Кричала и Анастасия, которой пули пробили руки, плечи, живот, но не тронули сердце.
Кричал и израненный Алексей. Государь умер от первой пули. Сраженная, пала и государыня. Упал, умерев, доктор Боткин, привалившись к стене. Мертвы были лежавшие навзничь на полу Харитонов и Трупп. Убита была Ольга. Но Татьяна и Мария еще жили. Дым настолько плотно закрыл все пространство комнаты, что разъедал глаза убийц.
— Прекратить стрельбу! — крикнул Юровский.
Наемники опустили револьверы.
Юровский настежь открыл дверь. В наступившей тишине стало слышно, как работает мотор грузовика.
Дым понемногу рассеялся, Юровский увидел залитые кровью тела государя, государыни, княжон.
С удивлением и ненавистью он смотрел на царевича — тот стонал, скорчившись на стуле.
— Гляди, какой живучий! — и Юровский дважды в упор выстрелил в царевича.
Тело мальчика дернулось, он свалился со стула.
Перешагивая через трупы, Юровский разглядывал лежащих на полу.
— Стерва! — он хотел выстрелить в Демидову, которую спасала не только большая пуховая подушка, но и необычайно сильный организм, но передумал.
Он увидел Ермакова, который, выхватив из рук охранника Стрекотина ружье со штыком, колол тех, кто подавал признаки жизни. Удары Ермакова были такими сильными, что штык, проходя сквозь тела, вонзался в пол. Глаза его были налиты кровью.
— Бей! — Юровский показал на Демидову.
Ермаков, высоко замахнувшись, ударил так сильно, что выдернуть штык из тела сразу не смог.
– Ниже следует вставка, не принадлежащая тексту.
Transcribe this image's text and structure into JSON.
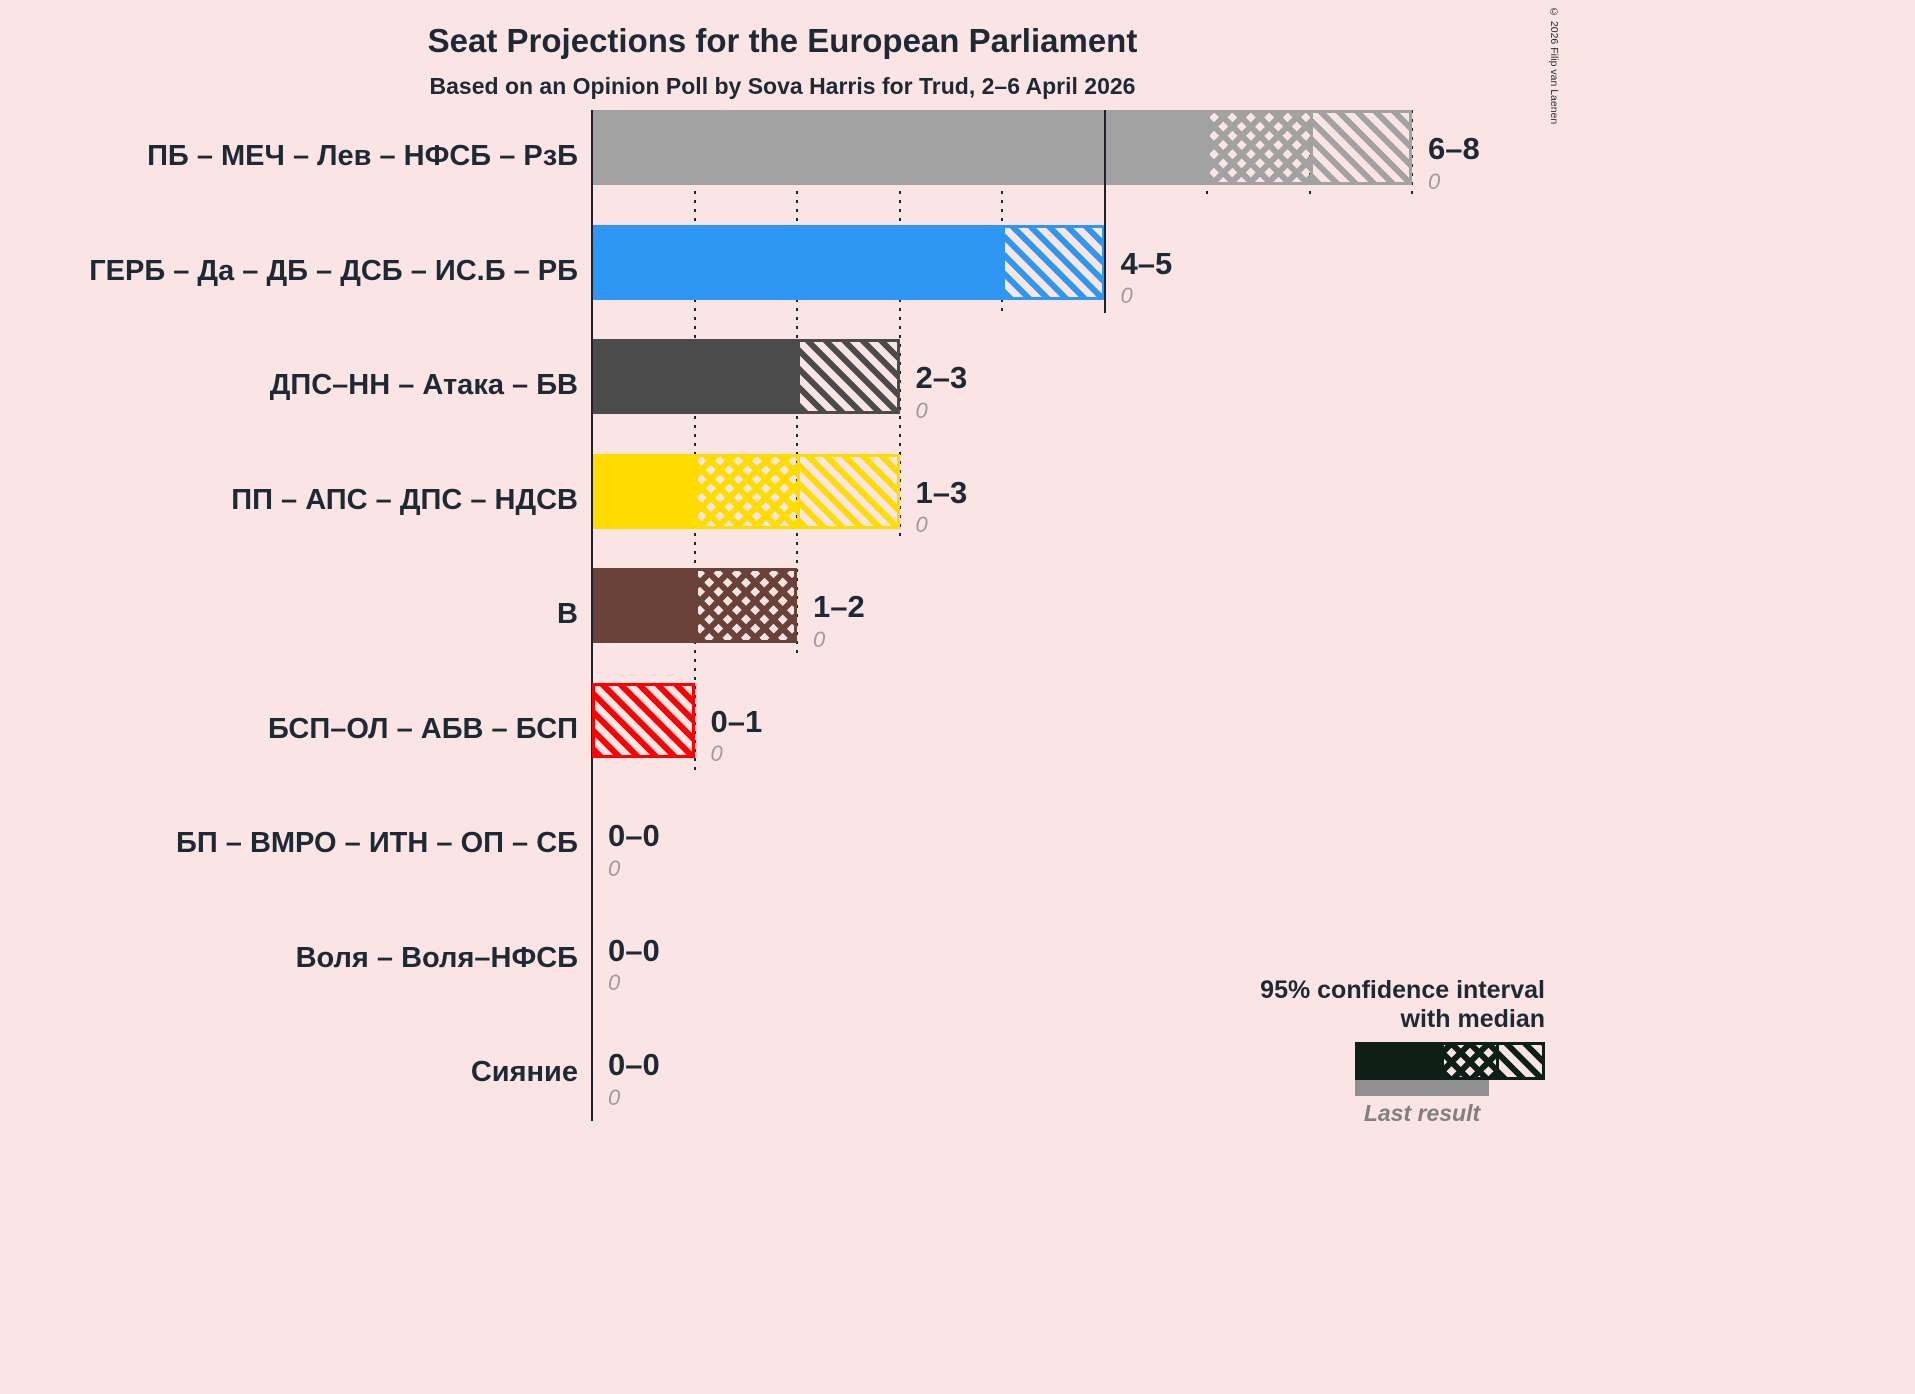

Дым рассеялся, стали видны все убиенные. Ермаков разглядел, что Анастасия еще жива. Наступив ногами на раскинутые руки девочки, он штыком ударил ее. В нем кипела и клокотала свирепая злоба.
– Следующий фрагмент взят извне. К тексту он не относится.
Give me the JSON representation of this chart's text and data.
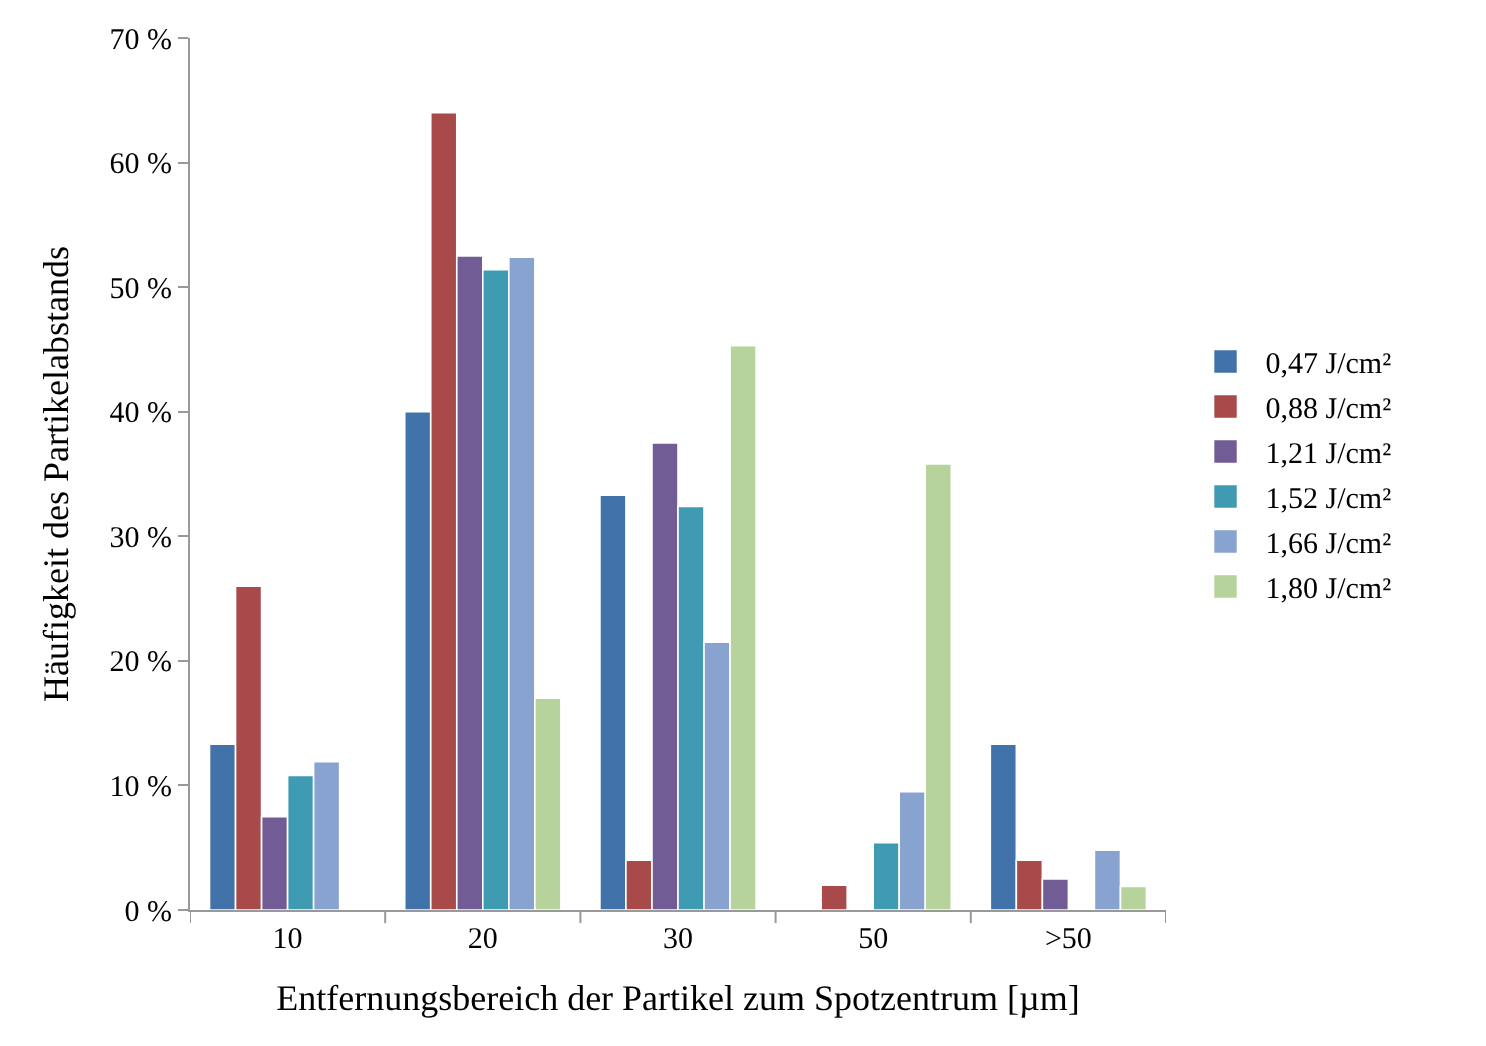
{
  "chart_data": {
    "type": "bar",
    "xlabel": "Entfernungsbereich der Partikel zum Spotzentrum [µm]",
    "ylabel": "Häufigkeit des Partikelabstands",
    "categories": [
      "10",
      "20",
      "30",
      "50",
      ">50"
    ],
    "series": [
      {
        "name": "0,47 J/cm²",
        "color": "#4272aa",
        "values": [
          13.3,
          40,
          33.3,
          null,
          13.3
        ]
      },
      {
        "name": "0,88 J/cm²",
        "color": "#a84a4a",
        "values": [
          26,
          64,
          4,
          2,
          4
        ]
      },
      {
        "name": "1,21 J/cm²",
        "color": "#715c96",
        "values": [
          7.5,
          52.5,
          37.5,
          null,
          2.5
        ]
      },
      {
        "name": "1,52 J/cm²",
        "color": "#3f9bb2",
        "values": [
          10.8,
          51.4,
          32.4,
          5.4,
          null
        ]
      },
      {
        "name": "1,66 J/cm²",
        "color": "#88a3cf",
        "values": [
          11.9,
          52.4,
          21.5,
          9.5,
          4.8
        ]
      },
      {
        "name": "1,80 J/cm²",
        "color": "#b5d39a",
        "values": [
          null,
          17,
          45.3,
          35.8,
          1.9
        ]
      }
    ],
    "ylim": [
      0,
      70
    ],
    "yticks": [
      {
        "value": 0,
        "label": "0 %"
      },
      {
        "value": 10,
        "label": "10 %"
      },
      {
        "value": 20,
        "label": "20 %"
      },
      {
        "value": 30,
        "label": "30 %"
      },
      {
        "value": 40,
        "label": "40 %"
      },
      {
        "value": 50,
        "label": "50 %"
      },
      {
        "value": 60,
        "label": "60 %"
      },
      {
        "value": 70,
        "label": "70 %"
      }
    ],
    "legend": "right"
  }
}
— Никулин! Медведев! — крикнул Юровский.
— Да, товарищ комендант!
— Оглобли стоят во дворе, у сарая. Натянуть на них простыни и нести сюда!
— Есть! — нижняя губа у Никулина тряслась, глаза осоловели, будто он опять напился самогонки.
«Почему пули рикошетили? Ага, так вот в чем дело!»
Юровский нагнулся над телом государыни. Платье на животе было разодрано и сквозь дыру сверкнул изумруд. Юровский разодрал платье и снял с государыни пояс с драгоценностями.
Улыбка искривила его влажные губы. Он шагнул к телу Татьяны, зная, что после государыни она главный человек в семье. Ощупав ее, он опять улыбнулся: рука наткнулась на что-то твердое, упрятанное в лифе девушки. Сняв его с Татьяны и прикидывая, куда бы положить драгоценности, он увидел, что команда занимается тем же самым, что и он, — обыскивает одежду убитых.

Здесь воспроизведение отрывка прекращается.